Now that Mobile World Congress 2013 in Barcelona has come to a close, our main takeaway, particularly with regard to mobile infrastructure, is that the industry continues to move forward in its thoughts and plans to address increased bandwidth needs and drive revenue from the networks with value added services. The most widely discussed topics at the show centered on small cells, LTE and cloud.
Small Cells: Large Scale Rollouts Will Happen, Albeit Slowly
There were extensive discussions among operators and vendors about the current status of small cell deployment and related issues. The word small cell often includes residential and enterprise femtocells, which have been deployed in large volume. However, we refer here to public access small cells, which most operators agree are important to increase network capacity once basic 4G/LTE coverage has been addressed. However, only very limited roll outs are expected over the next year. It was clear that many technology issues related to large-scale deployment of these public access small cells are still open including the capex and opex of backhaul, providing accurate network timing to these small cells, interference mitigation, preference to use licensed vs. unlicensed spectrum, Line-of-Sight vs. Non-Line-of-Sight, etc. Despite this, our conclusion is that operators see small cells as a critical part of their future direction and the large-scale roll out will happen, albeit slowly.

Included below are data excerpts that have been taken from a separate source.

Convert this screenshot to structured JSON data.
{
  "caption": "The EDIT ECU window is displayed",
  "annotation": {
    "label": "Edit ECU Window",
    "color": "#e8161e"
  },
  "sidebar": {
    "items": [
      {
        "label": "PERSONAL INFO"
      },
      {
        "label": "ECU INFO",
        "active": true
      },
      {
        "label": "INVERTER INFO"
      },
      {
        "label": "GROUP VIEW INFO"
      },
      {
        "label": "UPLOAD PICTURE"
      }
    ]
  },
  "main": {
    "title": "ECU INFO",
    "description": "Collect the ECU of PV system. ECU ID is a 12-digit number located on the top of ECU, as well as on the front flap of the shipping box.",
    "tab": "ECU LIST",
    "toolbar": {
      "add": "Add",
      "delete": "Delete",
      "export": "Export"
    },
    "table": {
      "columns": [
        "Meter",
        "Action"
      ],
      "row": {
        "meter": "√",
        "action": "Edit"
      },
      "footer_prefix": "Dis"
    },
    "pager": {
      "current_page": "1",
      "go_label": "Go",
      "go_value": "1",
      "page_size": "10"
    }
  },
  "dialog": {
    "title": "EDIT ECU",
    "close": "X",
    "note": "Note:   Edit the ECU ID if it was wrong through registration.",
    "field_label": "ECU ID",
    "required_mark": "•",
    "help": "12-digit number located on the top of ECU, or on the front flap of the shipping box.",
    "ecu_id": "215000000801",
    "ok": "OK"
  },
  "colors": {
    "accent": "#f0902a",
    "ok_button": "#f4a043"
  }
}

Small Cell Backhaul: Ethernet/IP Is The Only Way To Go
There were several interesting announcements about small cell backhaul platforms operating over various mediums, including copper, fiber, microwave and millimeter-wave. For example, the Alcatel Lucent 7705 SAR-W, Tellabs 8602 and Fibrolan Falcon series targeted small cell backhaul over copper and fiber. The ALU and Tellabs platforms are part of the larger service router product family, while Fibrolan’s is a dedicated small cell backhaul platform with CE 2.0 support and options for caching to handle video traffic optimally. NEC, Bridgewave, Ceragon, Fastback Network and Tarana Wireless launched new platforms for microwave and millimeter wave backhaul with some interesting innovations addressing bandwidth scaling, space constraints, non line of sight and timing distribution issues.
In spite of different approaches, the common theme was packet-based (Ethernet/IP) backhaul. This may be old news to some. But our observation from MWC was that OEMs concur that other backhaul technologies such as T1/E1 are disappearing fast and Ethernet/IP is definitely the only way to go for small cells. Layer-2 versus Layer-3 networking for small cell backhaul is still an open discussion, ranging from related complexity of a L3 network at the network edge to the Layer-3 tools to manage a network with many nodes.
LTE and LTE-A: Network Timing is Critical
By now, LTE is a given as the future of mobile networks. But there were even some interesting LTE-Advanced (LTE-A) deployment announcements from Telstra and NTT Docomo by 2015. Both TD-LTE and LTE-A bring challenging timing requirements to the forefront. In conversations around MWC, it is clear that IEEE1588v2 (1588) is widely accepted as a requirement for packet-based backhaul networks. Even in the US, it is seen as a backup to the GPS based timing, in particular since GPS is not reliable at street level due to lack of satellite line-of-sight and susceptibility to jamming and spoofing. Some 1588 deployments are already underway. But the network based deployment model that can support 1588 phase accuracy required by LTE-A, is still a topic of heavy debate. Vitesse has provided some insights to an approach in the recently published white paper – Precise Timing for Base Stations in the Evolution to LTE
Cloud RAN and M2M
Finally, the topics of Cloud RAN and M2M networking were discussed by only a few vendors. But we expect these topics to gain more prominence over the next year and look forward to more discussions on these subjects in future events.